Google I/O 2026レビュー:Gemini Omniと3.5 Flashが描く「AIエージェント」の未来

Google I/O 2026
Google I/O 2026のイメージ
5月19日〜20日、Google I/O 2026が開催されました。今年のテーマはひとことで言えば「AIエージェントの実用化」。新モデル2本立てという大胆な発表で、GoogleのAI戦略が大きく動きました。

Gemini Omni — あらゆる入力からあらゆるものを生み出す

一番の目玉はGemini Omniです。テキスト、画像、音声、そして動画を入力として受け取り、そこから新しいコンテンツを生成できるマルチモーダルモデルです。 「動画から何かを作る」というのは、これまでの生成AIではあまり見なかった領域。世界理解(world understanding)の面で大きく進んだとGoogleは強調しています。

Gemini 3.5 Flash — フロンティア級の知性+アクション

もう一つの新モデルGemini 3.5 Flashは、従来の「知識を返す」モデルから一歩進んで、アクションを実行するモデルへと進化したとのこと。 Flash版という位置づけからして、高速かつ軽量で実用的なエージェントモデルを目指しているのが分かります。3.1 Ultraの2Mコンテキストという基盤技術の上に、より実用的なレイヤーを構築していく戦略が見えます。

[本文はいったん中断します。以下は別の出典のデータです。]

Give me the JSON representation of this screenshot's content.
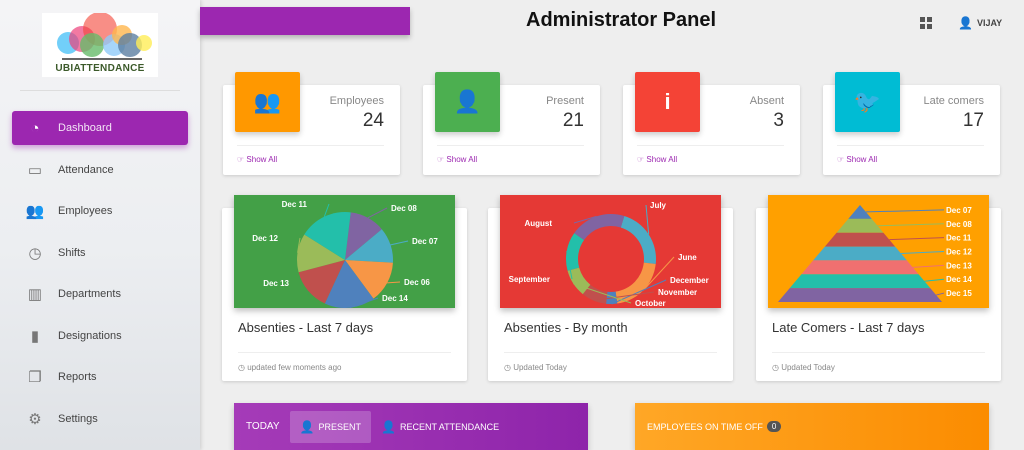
{
  "app": {
    "logo_text": "UBIATTENDANCE",
    "title": "Administrator Panel",
    "user": "VIJAY"
  },
  "sidebar": {
    "items": [
      {
        "label": "Dashboard",
        "icon": "dashboard-icon",
        "active": true
      },
      {
        "label": "Attendance",
        "icon": "calendar-icon"
      },
      {
        "label": "Employees",
        "icon": "users-icon"
      },
      {
        "label": "Shifts",
        "icon": "clock-icon"
      },
      {
        "label": "Departments",
        "icon": "building-icon"
      },
      {
        "label": "Designations",
        "icon": "bar-chart-icon"
      },
      {
        "label": "Reports",
        "icon": "copy-icon"
      },
      {
        "label": "Settings",
        "icon": "gears-icon"
      }
    ]
  },
  "stats": [
    {
      "label": "Employees",
      "value": "24",
      "link": "Show All",
      "color": "#ff9800",
      "icon": "users-icon"
    },
    {
      "label": "Present",
      "value": "21",
      "link": "Show All",
      "color": "#4caf50",
      "icon": "user-icon"
    },
    {
      "label": "Absent",
      "value": "3",
      "link": "Show All",
      "color": "#f44336",
      "icon": "info-icon"
    },
    {
      "label": "Late comers",
      "value": "17",
      "link": "Show All",
      "color": "#00bcd4",
      "icon": "twitter-icon"
    }
  ],
  "charts": [
    {
      "title": "Absenties - Last 7 days",
      "footer": "updated few moments ago",
      "bg": "#43a047"
    },
    {
      "title": "Absenties - By month",
      "footer": "Updated Today",
      "bg": "#e53935"
    },
    {
      "title": "Late Comers - Last 7 days",
      "footer": "Updated Today",
      "bg": "#ffa000"
    }
  ],
  "chart_data": [
    {
      "type": "pie",
      "labels": [
        "Dec 08",
        "Dec 07",
        "Dec 06",
        "Dec 14",
        "Dec 13",
        "Dec 12",
        "Dec 11"
      ],
      "values": [
        12,
        12,
        14,
        17,
        14,
        13,
        18
      ],
      "colors": [
        "#8064a2",
        "#4bacc6",
        "#f79646",
        "#4f81bd",
        "#c0504d",
        "#9bbb59",
        "#23bfaa"
      ]
    },
    {
      "type": "pie",
      "donut": true,
      "labels": [
        "July",
        "June",
        "December",
        "November",
        "October",
        "September",
        "August"
      ],
      "values": [
        22,
        21,
        4,
        9,
        10,
        14,
        20
      ],
      "colors": [
        "#4bacc6",
        "#f79646",
        "#4f81bd",
        "#c0504d",
        "#9bbb59",
        "#23bfaa",
        "#8064a2"
      ]
    },
    {
      "type": "pyramid",
      "labels": [
        "Dec 07",
        "Dec 08",
        "Dec 11",
        "Dec 12",
        "Dec 13",
        "Dec 14",
        "Dec 15"
      ],
      "values": [
        1,
        1,
        1,
        1,
        1,
        1,
        1
      ],
      "colors": [
        "#4f81bd",
        "#9bbb59",
        "#c0504d",
        "#4bacc6",
        "#f07070",
        "#23bfaa",
        "#8064a2"
      ]
    }
  ],
  "bottom": {
    "today": "TODAY",
    "present": "PRESENT",
    "recent": "RECENT ATTENDANCE",
    "timeoff": "EMPLOYEES ON TIME OFF",
    "timeoff_count": "0"
  }
}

Google Antigravity — エージェントファースト開発プラットフォーム

興味深い発表としてGoogle Antigravityという開発プラットフォームが登場しました。「AIツールは書くのを助けるものだったが、エージェントは行動する」というパラダイムシフトを体現するものです。 「Anyone can be a builder(誰でもビルダーになれる)」というメッセージは、コードを書けない人でもAIエージェントを使ってアプリやサービスを作れる世界を示唆しています。

製品への統合も加速

Geminiのエージェント機能は各製品にも展開されています:
  • Search — Information agents(情報エージェント)
  • Gemini app — Gemini Spark、Daily Brief
  • ショッピング — Universal Cart(賢い買い物カート)
  • YouTube — Ask YouTube
  • 新しいフォームファクター — スマート眼鏡などにも展開

2026年5月のAI戦況との位置づけ

このGoogle I/Oの発表は、2026年前半の激しいAI競争の中で位置づける必要があります。 4月にはOpenAIがGPT-5.5をリリースし、エージェント型コーディングで82.7%(Terminal-Bench 2.0)を記録。5月上旬にはAnthropicがSpaceXのColossus 1(220,000+ GPU)を獲得し、Claude Codeのレート制限を2倍に引き上げるなど、インフラ面でも激しい投資競争が起きています。 中国系ラボも勢いがあります。Z.aiのGLM-5.1、MiniMax M2.7、DeepSeek V4が12日間の間に次々とリリースされ、フロンティア級の性能を推論コストの1/3以下で実現しています。 この中でGoogleが打ち出したのは「検索からエージェントへ」という明確な方向性。Gemini Omniの動画理解と3.5 Flashのアクション実行能力は、単なるモデル改善ではなく、Googleの全プロダクトをエージェント化するための基盤技術です。

まとめ

Google I/O 2026から読み取れる要点:
  • 🔮 Gemini Omniが動画を含むあらゆる入力からの生成を実現
  • Gemini 3.5 Flashはフロンティア級の知性+アクション実行能力
  • 🚀 Antigravityプラットフォームで「誰でもビルダー」を実現
  • 🔄 Search、YouTube、ショッピングなど全プロダクトにエージェント統合
2026年のAI競争は「モデル性能」から「エージェントの実用性」に主戦場が移っています。GoogleはI/Oでその方向性を明確に示しました。次はAppleのWWDCがどう出るか、注目ですね。